I have an enormous affection for Portugal and its people. I feel grateful for what it taught me. So much of what applies to Portugal and the Portuguese also applies to me and to my own culture. It taught me a huge amount about myself, the world and the relation between the two. It helped me understand Brazil and Mexico. Certain dynamics are common to all societies and it’s thanks to Portugal and the Portuguese that I was able to learn about them. Getting older involves realising that one is part of history and may fall victim to it.
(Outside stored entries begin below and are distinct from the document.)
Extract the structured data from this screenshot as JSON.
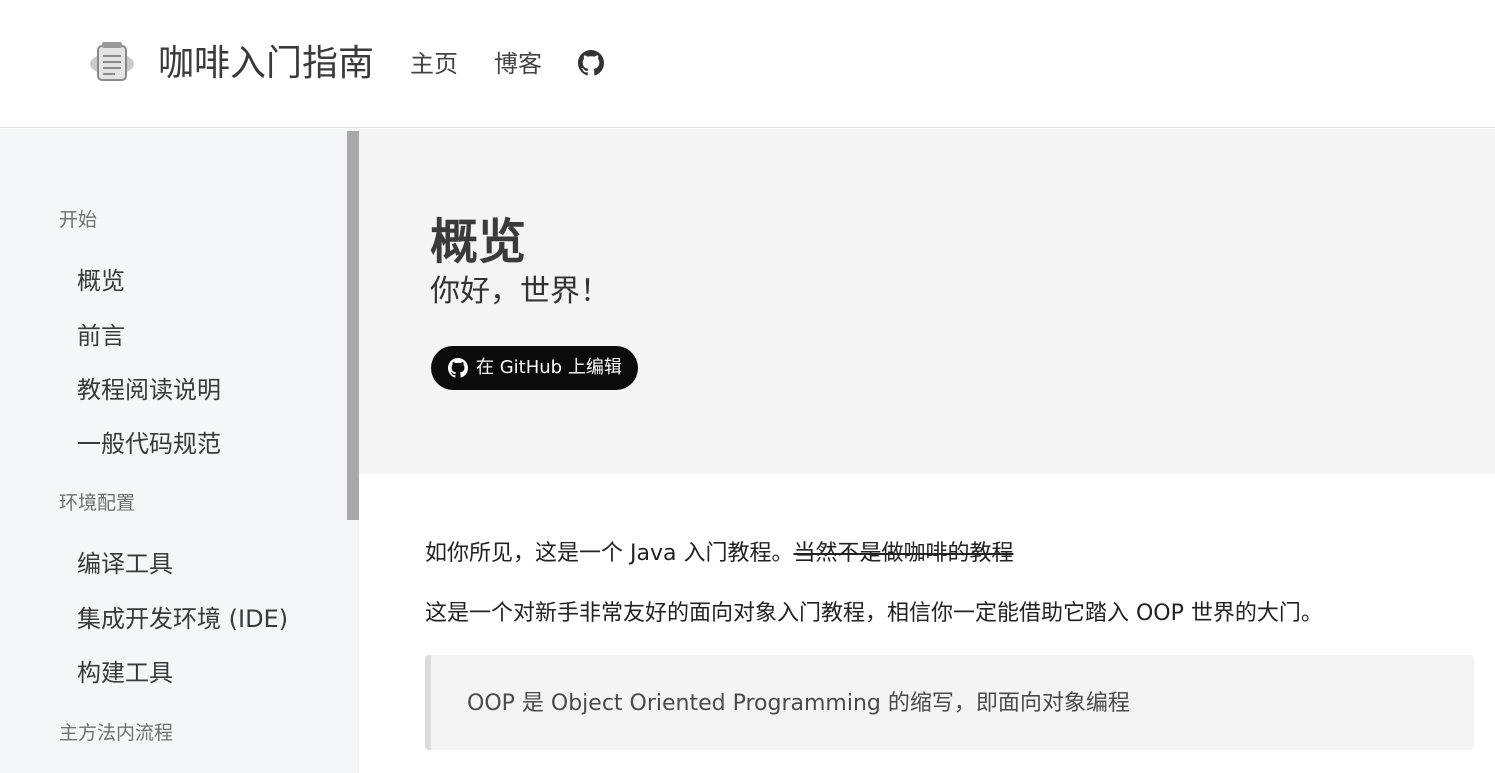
{
  "header": {
    "site_title": "咖啡入门指南",
    "nav": {
      "home": "主页",
      "blog": "博客"
    },
    "logo_icon": "notebook-icon",
    "github_icon": "github-icon"
  },
  "sidebar": {
    "sections": [
      {
        "title": "开始",
        "items": [
          "概览",
          "前言",
          "教程阅读说明",
          "一般代码规范"
        ]
      },
      {
        "title": "环境配置",
        "items": [
          "编译工具",
          "集成开发环境 (IDE)",
          "构建工具"
        ]
      },
      {
        "title": "主方法内流程",
        "items": []
      }
    ]
  },
  "hero": {
    "title": "概览",
    "subtitle": "你好，世界！",
    "edit_button": "在 GitHub 上编辑"
  },
  "content": {
    "para1_main": "如你所见，这是一个 Java 入门教程。",
    "para1_strike": "当然不是做咖啡的教程",
    "para2": "这是一个对新手非常友好的面向对象入门教程，相信你一定能借助它踏入 OOP 世界的大门。",
    "quote": "OOP 是 Object Oriented Programming 的缩写，即面向对象编程"
  },
  "colors": {
    "sidebar_bg": "#f5f6f7",
    "hero_bg": "#f4f4f4",
    "button_bg": "#0b0b0b",
    "scrollbar": "#a9a9a9"
  }
}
Since 1999, when I first set foot in the country, we’ve seen the rise and fall of the euro, the spreading of globalisation and of challenges to its dominance, the increasing rule of the internet, Brexit, the shift into a whole new anthropogenic age…I know now what it feels like to be part of a generation. I wish I’d stayed in contact more with the people who shared that part of my life, and feel a certain sorrow that I didn’t. That’s saudade, I think.
* Gilroy’s previous book was the classic about Black British identity, ‘There ain’t no black in the Union Jack’.
** On this theme Jonathan Coe’s review of a biography of Boris Johnson is an absolute must-read.